Integrating Etsy sale alerts to Discord

Allison King
9 min readMay 7, 2021

Recently my friend started an Etsy shop selling candles inspired by various video games and TV shows and I could not be more proud! So proud, in fact, that I wanted everyone in our little Discord server to know every time her store made a sale so that we could all react with some 🎉 💥 🤑

Here’s what the final integration looks like:

Discord bot sending an alert for a new sale with a gif of Claude from the Fire Emblem franchise
Hey Claude! 😉

Initial Planning

So, together with my partner in crime Jimmy, I began looking into how to query the Etsy API for a shop’s sales data. The plan was:

  1. Poll Etsy’s API for shop sales
  2. When there’s a new sale, post a message to Discord about it

Easy!

However, we were very quickly foiled by Etsy’s API. When you first sign up for an API key, you are given “Provisional Access” so you can read public data as well as read/write to your own account’s data. If you need more than that though, you have to apply for “Full Access”.
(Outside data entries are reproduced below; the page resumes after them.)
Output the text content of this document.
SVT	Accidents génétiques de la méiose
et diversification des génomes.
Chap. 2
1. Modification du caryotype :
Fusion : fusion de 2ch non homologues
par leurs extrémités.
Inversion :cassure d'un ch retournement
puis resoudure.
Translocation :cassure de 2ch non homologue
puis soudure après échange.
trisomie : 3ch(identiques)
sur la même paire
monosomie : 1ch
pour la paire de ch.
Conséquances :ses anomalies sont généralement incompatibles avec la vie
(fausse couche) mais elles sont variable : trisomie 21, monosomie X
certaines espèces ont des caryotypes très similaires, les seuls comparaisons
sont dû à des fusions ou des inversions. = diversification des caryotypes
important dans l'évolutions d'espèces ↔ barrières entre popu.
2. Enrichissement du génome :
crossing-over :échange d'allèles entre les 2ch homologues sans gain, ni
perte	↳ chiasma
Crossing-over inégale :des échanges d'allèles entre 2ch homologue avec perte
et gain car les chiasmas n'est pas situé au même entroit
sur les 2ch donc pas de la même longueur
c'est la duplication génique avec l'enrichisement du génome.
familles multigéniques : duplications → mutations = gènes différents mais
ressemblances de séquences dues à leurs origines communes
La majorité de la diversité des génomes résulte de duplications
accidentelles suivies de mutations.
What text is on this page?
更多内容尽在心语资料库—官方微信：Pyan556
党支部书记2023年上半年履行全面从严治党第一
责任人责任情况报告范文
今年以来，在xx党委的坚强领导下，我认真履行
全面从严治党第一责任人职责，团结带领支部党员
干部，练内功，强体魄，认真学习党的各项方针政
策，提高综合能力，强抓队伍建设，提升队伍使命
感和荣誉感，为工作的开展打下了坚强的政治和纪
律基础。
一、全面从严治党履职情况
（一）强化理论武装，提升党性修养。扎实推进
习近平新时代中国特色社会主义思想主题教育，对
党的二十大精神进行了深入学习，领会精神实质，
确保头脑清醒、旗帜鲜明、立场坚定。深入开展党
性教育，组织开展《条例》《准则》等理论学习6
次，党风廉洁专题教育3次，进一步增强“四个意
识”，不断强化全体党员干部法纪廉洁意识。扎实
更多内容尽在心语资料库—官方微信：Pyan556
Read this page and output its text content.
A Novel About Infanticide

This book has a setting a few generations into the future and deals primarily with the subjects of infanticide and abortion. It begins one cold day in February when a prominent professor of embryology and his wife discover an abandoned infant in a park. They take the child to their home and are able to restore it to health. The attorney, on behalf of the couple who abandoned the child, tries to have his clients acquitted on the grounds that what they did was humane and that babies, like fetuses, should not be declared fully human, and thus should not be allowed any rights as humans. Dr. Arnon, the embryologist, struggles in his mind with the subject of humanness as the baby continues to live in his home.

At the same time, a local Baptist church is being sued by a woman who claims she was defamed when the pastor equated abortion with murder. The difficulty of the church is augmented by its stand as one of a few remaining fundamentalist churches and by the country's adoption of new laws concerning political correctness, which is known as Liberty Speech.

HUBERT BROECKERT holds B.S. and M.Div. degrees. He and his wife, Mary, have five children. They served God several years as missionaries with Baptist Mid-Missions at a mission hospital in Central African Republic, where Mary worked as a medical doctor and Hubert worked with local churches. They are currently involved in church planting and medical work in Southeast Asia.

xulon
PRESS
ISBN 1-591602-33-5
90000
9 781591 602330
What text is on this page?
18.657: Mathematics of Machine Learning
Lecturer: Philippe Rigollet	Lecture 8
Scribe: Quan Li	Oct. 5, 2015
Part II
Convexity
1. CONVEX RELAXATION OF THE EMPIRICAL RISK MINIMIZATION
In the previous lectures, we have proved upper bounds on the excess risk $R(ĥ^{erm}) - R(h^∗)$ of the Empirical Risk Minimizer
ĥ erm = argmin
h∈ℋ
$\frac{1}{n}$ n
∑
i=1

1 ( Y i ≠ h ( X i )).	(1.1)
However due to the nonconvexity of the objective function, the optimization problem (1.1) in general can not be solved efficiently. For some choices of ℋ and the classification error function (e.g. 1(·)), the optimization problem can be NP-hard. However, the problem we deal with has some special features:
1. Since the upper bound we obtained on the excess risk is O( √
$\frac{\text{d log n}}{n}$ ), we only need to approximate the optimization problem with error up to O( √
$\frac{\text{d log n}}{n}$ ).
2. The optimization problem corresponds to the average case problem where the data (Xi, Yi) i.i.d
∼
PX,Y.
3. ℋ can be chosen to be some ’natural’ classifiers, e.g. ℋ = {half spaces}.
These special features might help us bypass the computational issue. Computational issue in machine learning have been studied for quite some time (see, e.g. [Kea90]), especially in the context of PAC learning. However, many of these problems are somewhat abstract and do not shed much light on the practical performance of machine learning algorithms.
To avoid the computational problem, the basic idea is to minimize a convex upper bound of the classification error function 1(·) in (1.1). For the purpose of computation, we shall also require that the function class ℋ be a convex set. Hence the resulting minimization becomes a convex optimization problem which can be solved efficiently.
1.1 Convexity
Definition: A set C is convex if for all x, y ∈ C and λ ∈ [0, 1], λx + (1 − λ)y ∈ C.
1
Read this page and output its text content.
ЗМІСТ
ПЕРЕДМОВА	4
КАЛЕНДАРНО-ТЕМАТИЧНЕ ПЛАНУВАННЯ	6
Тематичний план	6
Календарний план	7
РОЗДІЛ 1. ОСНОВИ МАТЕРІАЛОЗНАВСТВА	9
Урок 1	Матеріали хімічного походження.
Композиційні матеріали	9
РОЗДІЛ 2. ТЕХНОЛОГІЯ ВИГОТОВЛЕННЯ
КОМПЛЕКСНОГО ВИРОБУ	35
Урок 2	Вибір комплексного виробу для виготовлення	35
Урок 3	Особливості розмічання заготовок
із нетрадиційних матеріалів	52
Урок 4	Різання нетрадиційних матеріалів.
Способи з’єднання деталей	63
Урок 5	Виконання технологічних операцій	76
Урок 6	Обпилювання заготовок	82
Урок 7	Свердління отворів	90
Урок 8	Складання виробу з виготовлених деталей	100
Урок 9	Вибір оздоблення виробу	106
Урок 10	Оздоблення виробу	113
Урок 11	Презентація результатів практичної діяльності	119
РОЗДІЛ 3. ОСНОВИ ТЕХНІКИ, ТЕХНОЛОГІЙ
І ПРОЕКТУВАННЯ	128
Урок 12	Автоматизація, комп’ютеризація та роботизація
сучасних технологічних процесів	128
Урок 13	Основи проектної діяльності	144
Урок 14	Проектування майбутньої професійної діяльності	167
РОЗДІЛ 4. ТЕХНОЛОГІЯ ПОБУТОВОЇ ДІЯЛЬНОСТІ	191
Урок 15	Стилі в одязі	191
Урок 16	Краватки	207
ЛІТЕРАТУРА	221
I figured I could get away with Provisional Access given I only wanted to read sales data which I could see just by going to any Etsy shop’s site. However, it turns out sales data is actually gated off and requires authentication, maybe because it includes some sensitive stuff. Furthermore, even if you authenticate, Provisional Access only gives you your own Etsy account’s data. It very quickly told me I have no sales, since I do not have an Etsy shop!

Etsy does have a rather cryptic message (emphasis mine) that Provisional Access provides:

Authenticated read/write access to data belonging to the member who created the application. This includes reading data like Receipts and Billing as well as creating, editing or deleting a shop’s Listings. If necessary, access can be provided upon request for a small number of test users in addition to the member who owns the app.

This made me think I could request being a small test user for my friend’s shop and perhaps get the data I wanted that way. So I emailed their developer email and got a response that they are very busy right now. It’s been about two weeks since then, and I just could not wait any longer to celebrate my friend’s sales, so began seeking alternatives.

[edit: they did get back to me and linked to this Google group thread which says the v3 version of their API should be able to handle test users being added. I haven’t gotten a chance to try it out yet though]

There were a few choices from here:

  1. Get my friend to generate an Etsy API key and give it to me so I could develop my app with her data
  2. Request “Full Access”
  3. Scrape the site
  4. Think of something else

Option 1 is against Etsy’s Terms of Service and feels lousy anyway. I don’t think I would have been approved for Option 2 because I could not even build the app if I did not know what the data would look like. Option 3 might have worked, though I don’t love scraping since it tends to be fickle and Etsy probably doesn’t like it either. Which left me with Option 4, to think of a different way.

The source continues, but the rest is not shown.